Why is a pod in my GKE cluster receiving repeated requests to the root path of web server?

12/15/2019

I have a web server on port 8080. I have a Ingress object made by Google routing external traffic to a service that points to the pod.

My logs are littered with a request from 10.4.0.1:(some rotating large port) at "/" and it is eating CPU cycles as my web server generates the HTML to respond. It seems like a health check probe.

My pod has the following probe configs on my deployment:

        readinessProbe:
          httpGet:
            path: "/status"
            port: 8080
          initialDelaySeconds: 10
        livenessProbe:
          httpGet:
            path: "/status"
            port: 8080
          initialDelaySeconds: 

Though it looks like I may have missed something in the configuration.

I've used tcpdump -X port 8080 to examine the traffic. It looks as though the same source (10.4.0.1) are conducting the status check (at "/status") and a mysterious check at root ("/") back to back. It seems as though it is the kubelet but I haven't found proof. The pod IP range is 10.4.0.0/14. It also seems as though the new configuration worked but the default probe config wasn't removed.

After applying changes to the deployment, do I need to purge and restart the service?
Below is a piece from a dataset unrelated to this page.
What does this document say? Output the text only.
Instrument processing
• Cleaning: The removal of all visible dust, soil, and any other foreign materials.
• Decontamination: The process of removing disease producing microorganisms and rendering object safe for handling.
Ingress? Node? I'm new to Kubernetes and am lost.

Help of any kind is greatly appreciated!

-- jator0
google-cloud-platform
google-kubernetes-engine
kubernetes

1 Answer

12/17/2019

To resolve the issue I had to change the configuration on a VM Instance Health Check that is part of Google's Compute Engine API. Setting the path to "/status" seemed to do the trick. So in short there is a health check from both kubernetes and GCE.